Full details from the SCO website.

Thursday, 28 May 2020

Applications now open for the Scottish Chamber Orchestra and St Mary's Music School's new SCO Youth Academy

SCO Youth Academy
Having successfully created the SCO String Academy and SCO Wind Academy, the Scottish Chamber Orchestra (SCO) is once again partnering with St Mary's Music School in Edinburgh for the SCO Youth Academy, a new, high quality orchestra for young musicians which will offer school-aged young musicians the opportunity to work with top professionals over a series of Sunday afternoon sessions in the centre of Edinburgh. Designed to complement existing provision, it aims to enhance musical learning in a welcoming environment.

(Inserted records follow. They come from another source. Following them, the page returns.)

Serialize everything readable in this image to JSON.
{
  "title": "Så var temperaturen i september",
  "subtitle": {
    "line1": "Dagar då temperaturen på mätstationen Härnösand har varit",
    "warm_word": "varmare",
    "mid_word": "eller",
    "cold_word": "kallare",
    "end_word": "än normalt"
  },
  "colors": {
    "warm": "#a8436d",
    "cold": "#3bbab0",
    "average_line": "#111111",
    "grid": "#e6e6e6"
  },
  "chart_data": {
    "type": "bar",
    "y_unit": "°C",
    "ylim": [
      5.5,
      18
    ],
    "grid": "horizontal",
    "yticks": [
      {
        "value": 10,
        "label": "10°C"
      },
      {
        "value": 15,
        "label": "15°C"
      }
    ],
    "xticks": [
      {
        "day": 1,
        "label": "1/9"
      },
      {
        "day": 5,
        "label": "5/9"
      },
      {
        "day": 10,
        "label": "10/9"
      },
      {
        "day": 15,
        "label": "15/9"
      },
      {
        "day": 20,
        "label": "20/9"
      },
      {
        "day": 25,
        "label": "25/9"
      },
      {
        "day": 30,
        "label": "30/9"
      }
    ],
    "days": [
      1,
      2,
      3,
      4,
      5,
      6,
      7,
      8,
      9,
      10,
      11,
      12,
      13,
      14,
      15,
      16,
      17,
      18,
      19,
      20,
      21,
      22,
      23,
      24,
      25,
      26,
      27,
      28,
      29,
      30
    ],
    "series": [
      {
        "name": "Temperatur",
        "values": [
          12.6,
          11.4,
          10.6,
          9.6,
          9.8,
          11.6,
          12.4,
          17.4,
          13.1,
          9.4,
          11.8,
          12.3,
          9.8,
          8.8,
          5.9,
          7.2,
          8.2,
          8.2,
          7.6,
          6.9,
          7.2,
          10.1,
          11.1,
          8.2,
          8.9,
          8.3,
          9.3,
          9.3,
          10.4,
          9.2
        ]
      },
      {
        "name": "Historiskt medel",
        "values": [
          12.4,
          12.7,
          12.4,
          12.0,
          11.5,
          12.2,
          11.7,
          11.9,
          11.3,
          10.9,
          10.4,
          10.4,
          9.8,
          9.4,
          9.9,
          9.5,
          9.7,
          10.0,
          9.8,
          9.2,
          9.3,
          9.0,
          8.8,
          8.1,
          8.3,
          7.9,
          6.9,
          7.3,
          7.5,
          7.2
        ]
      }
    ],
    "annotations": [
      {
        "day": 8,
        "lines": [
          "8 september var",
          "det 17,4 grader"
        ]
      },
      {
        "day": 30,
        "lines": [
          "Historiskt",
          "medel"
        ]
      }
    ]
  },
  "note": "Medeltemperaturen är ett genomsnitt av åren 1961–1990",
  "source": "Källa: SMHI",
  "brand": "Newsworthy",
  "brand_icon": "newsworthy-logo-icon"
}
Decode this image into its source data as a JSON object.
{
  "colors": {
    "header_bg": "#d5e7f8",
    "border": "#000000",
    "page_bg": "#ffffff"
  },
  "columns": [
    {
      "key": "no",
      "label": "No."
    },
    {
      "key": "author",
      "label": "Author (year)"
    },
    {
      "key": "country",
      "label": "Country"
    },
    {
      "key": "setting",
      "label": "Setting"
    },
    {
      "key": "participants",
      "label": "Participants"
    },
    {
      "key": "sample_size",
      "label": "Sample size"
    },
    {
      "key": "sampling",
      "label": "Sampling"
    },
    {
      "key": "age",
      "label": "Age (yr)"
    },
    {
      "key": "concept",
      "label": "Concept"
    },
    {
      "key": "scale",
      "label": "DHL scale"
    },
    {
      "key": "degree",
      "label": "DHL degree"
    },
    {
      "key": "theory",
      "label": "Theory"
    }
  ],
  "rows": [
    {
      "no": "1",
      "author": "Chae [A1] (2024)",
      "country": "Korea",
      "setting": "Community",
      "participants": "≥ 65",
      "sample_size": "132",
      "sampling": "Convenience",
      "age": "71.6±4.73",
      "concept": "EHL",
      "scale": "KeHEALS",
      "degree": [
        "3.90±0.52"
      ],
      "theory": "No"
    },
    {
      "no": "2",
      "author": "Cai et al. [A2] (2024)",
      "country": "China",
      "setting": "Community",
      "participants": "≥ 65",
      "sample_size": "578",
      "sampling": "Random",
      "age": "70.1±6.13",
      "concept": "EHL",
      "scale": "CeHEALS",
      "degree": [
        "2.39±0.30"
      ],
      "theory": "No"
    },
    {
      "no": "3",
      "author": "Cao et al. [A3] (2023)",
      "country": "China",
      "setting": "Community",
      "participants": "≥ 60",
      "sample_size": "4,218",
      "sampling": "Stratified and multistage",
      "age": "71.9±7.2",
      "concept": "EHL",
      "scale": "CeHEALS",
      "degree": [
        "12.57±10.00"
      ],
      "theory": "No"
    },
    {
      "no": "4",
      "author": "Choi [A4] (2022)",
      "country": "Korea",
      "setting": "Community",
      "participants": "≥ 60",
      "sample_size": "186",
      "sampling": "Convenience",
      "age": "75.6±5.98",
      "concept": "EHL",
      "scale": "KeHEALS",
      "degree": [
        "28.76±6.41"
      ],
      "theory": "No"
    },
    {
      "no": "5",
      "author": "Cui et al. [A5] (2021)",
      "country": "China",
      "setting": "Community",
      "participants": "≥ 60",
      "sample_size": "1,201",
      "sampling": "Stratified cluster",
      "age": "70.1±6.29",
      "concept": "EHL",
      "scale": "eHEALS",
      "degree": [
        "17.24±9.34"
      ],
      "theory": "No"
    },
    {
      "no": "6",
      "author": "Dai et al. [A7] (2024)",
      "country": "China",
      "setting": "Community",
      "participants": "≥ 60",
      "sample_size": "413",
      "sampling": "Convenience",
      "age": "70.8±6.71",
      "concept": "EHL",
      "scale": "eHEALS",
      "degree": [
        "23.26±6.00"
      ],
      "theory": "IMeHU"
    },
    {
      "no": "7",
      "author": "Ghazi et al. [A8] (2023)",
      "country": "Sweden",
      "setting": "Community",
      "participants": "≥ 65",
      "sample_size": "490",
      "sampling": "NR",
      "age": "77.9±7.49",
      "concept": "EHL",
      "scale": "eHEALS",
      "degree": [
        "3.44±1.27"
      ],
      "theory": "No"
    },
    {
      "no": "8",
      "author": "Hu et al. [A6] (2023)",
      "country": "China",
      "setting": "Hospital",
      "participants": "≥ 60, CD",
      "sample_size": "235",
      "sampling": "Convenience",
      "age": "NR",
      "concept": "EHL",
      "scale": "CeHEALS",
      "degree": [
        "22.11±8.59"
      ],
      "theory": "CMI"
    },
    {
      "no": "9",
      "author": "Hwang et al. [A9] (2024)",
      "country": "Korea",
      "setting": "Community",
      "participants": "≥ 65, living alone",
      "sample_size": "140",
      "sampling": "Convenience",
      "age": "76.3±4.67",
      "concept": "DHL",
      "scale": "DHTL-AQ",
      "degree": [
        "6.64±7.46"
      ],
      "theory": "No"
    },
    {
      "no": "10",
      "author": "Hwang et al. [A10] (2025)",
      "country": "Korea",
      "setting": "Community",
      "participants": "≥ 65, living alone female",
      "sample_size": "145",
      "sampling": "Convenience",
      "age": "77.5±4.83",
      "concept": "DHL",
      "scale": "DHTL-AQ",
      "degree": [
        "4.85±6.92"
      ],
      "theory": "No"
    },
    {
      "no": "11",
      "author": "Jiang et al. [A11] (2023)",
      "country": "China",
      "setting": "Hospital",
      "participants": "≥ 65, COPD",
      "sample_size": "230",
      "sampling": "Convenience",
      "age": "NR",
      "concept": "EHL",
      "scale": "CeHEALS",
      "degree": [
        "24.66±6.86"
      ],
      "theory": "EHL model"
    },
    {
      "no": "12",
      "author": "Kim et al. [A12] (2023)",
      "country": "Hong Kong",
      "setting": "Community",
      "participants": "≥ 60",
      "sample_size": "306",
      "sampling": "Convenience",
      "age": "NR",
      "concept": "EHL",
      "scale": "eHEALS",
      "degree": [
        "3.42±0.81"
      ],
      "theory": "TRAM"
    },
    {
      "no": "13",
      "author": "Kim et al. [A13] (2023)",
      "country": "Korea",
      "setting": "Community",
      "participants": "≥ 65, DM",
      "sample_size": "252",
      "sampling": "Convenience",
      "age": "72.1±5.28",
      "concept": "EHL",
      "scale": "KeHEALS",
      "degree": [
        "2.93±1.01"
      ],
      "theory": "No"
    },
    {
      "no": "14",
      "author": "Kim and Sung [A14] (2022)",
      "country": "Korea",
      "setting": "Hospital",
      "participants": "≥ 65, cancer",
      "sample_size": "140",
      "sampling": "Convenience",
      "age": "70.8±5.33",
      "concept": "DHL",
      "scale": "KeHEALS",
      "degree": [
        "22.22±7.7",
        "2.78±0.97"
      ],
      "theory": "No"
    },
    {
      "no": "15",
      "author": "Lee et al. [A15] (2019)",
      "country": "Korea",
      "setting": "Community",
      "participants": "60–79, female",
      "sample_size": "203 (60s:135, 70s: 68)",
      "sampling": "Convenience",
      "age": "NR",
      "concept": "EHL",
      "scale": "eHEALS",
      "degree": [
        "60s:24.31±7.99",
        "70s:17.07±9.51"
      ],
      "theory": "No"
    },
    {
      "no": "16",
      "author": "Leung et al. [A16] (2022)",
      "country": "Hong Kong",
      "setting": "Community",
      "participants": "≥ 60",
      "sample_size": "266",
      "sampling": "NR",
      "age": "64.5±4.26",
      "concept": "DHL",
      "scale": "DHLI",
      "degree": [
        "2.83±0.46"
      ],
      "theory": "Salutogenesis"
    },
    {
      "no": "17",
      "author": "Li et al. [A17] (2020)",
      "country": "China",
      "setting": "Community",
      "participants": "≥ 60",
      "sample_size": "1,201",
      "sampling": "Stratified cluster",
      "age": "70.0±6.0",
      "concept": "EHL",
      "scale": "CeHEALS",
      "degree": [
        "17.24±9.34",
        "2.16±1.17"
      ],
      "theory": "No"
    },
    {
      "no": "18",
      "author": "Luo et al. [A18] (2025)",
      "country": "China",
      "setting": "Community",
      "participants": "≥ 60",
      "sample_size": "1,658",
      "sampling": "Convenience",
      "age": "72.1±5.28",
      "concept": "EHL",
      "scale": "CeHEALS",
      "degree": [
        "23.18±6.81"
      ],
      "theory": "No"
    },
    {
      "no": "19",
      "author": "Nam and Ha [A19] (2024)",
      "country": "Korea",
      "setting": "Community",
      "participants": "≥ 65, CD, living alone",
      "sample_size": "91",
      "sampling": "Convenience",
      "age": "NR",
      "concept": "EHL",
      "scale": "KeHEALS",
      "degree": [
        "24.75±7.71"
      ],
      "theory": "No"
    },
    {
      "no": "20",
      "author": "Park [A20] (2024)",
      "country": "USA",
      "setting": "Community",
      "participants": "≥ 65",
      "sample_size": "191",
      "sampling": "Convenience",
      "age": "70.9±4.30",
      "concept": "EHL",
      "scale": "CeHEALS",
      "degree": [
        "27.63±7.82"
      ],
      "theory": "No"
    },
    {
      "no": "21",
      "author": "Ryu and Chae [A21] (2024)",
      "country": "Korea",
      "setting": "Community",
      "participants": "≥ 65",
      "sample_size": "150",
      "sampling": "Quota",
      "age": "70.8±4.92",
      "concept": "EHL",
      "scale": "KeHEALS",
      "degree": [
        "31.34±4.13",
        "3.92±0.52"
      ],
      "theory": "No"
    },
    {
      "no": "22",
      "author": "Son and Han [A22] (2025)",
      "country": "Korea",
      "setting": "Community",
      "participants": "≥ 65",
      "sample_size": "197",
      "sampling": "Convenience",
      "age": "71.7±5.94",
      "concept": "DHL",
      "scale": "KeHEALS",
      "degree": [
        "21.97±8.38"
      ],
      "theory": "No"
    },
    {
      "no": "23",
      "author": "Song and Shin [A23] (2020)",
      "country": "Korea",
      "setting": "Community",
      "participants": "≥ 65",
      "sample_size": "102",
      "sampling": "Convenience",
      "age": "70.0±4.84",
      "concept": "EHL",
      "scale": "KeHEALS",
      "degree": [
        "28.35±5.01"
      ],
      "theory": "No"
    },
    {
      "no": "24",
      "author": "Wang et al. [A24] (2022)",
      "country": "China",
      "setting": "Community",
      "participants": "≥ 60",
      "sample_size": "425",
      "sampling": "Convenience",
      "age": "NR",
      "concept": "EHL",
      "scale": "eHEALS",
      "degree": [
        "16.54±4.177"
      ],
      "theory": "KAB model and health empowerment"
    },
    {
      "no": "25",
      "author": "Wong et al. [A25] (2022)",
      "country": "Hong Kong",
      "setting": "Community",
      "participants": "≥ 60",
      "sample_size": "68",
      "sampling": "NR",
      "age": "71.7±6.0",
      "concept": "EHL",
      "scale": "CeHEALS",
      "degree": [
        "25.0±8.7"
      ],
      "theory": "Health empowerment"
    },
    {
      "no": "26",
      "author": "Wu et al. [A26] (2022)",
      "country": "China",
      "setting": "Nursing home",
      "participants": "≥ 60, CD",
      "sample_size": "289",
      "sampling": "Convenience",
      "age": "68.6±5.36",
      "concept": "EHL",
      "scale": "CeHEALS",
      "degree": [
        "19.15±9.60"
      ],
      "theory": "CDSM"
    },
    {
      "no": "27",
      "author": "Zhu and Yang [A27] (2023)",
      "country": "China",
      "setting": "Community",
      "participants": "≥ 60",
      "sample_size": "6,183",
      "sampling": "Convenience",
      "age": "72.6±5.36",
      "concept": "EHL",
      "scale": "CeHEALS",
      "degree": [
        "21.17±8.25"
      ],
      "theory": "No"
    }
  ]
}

The orchestra will be conducted by SCO violinist Gordon Bragg and tutored by SCO musicians. It will be open to spiring secondary school-aged orchestral musicians who have reached Grade 6+ for strings and timpani and percussion, Grade 7+ for winds and brass and who are able to commit to a series of five sessions. Repertoire for this course is Sibelius' Finlandia and Rimsky-Korsakov's Scheherazade movements 1 and 3 and places will be allocated following submission of a successful video audition. The first session is scheduled to take place on 1 November 2020, with SCO String and Wind Academies planned for February to March 2021.

St Mary's Music School was started in 1880 as the Song School of St Mary's Episcopal Cathedral, to educate the choristers of the newly built St Mary's Cathedral in Edinburgh. The school started to expand in the early 1970s to create a Scottish school modelled on the Yehudi Menuhin School in England.

Applications are now open, see the SCO website for details; applications will be emailed full instructions about how to send their audition video.